Before leaving I took a final look at the rock inscription before covering it over with leaves and the chunk of rotted tree limb. Clues were piling up, but so far they added up to absolutely nothing. Maybe things would start to come together on my next visit.

Or maybe I’ll never solve the mystery of the “compass rock.”

At the same time, my many hours on this bluff have taught me a great deal, things maybe even more important than the meaning of that particular rock or any of the other shreds of evidence I have found. What I have learned is this:

Here was a patch of forest overlooking the Potomac, lovely in its own right, but otherwise seemingly unremarkable. Yet, as I discovered through the bits of glass and flakes of stone, the circles of rocks and odd bits and pieces of human detritus, that spot has a conscious dimension that stretches back—who knows?—decades, centuries, maybe much longer.
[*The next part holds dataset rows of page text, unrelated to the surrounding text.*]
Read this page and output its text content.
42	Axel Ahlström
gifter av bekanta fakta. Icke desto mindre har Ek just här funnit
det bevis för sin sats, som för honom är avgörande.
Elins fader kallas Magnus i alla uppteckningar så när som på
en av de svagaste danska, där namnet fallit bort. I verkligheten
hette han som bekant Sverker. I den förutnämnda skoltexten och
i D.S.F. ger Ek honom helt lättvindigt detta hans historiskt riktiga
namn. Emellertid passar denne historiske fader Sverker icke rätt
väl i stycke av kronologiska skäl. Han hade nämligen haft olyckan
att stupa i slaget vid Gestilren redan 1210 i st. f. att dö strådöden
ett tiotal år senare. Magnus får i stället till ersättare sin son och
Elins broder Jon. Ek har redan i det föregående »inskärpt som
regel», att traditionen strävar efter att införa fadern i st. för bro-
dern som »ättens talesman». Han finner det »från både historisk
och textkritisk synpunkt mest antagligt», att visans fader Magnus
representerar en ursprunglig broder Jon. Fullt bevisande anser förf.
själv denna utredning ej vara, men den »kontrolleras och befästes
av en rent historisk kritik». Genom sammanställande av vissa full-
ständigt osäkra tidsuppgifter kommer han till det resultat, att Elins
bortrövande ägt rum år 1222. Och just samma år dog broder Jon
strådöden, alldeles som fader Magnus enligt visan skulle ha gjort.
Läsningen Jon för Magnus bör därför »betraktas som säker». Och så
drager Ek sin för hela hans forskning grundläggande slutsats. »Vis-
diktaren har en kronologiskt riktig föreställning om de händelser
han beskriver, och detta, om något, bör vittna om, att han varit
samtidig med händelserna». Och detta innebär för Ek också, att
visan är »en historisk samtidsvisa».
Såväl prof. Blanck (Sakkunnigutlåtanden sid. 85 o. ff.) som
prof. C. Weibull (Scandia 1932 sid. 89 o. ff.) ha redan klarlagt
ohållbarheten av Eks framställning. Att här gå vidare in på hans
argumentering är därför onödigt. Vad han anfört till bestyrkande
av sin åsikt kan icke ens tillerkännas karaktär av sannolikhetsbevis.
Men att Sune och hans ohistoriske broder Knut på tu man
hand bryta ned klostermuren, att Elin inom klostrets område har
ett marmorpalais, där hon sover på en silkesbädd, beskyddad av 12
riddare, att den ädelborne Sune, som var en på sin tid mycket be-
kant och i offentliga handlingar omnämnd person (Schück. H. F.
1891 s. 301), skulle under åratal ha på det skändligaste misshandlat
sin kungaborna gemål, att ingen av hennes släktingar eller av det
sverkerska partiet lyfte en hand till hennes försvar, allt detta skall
Even on a silent winter’s day, when nothing moves except the river, there are voices here.

Clues that go nowhere and beyond

A good friend of mine prepared for a visit to his doctor by compiling a thorough documentation of his medical history.  His doctor took one look at the spread sheets and the columns of numbers, and said something to the effect of, “I’m not interested in data.”

My friend—a doctor himself— was shocked. For him, as a member of a scientific and medical tradition stretching back to the ancient Hellenic philosophers, empirical evidence is the basis for knowledge. But my friend’s doctor probably already knew what specific data he would need to make a diagnosis and design a treatment. He wasn’t interested in seeking knowledge, but in solving a problem.

Unlike my friend’s doctor, I have no plan or methodology for finding the clues I need to pierce the enigma of the cross carved in stone I found on the bluff overlooking the Potomac River. For the most part, I just stumble around in the forest, happily finding clues, many of them intriguing, but none that have actually brought me closer to understanding anything significant about that odd carving. This is hardly surprising, because it would take the training and the skills of an archeologist to know what to look for and how to make sense out it, and I’m not an archeologist.

But through it all, I have found something important that goes beyond the enigmatic rock. As I write in my main article:

Here was a patch of forest overlooking the Potomac, lovely in its own right, but otherwise seemingly unremarkable. Yet, as I discovered through the bits of glass and flakes of stone, the circles of rocks and odd bits and pieces of human detritus, that spot has a conscious dimension that stretches back—who knows?—decades, centuries, maybe much longer. Even on a silent winter’s day, when nothing moves except the river, there are voices here.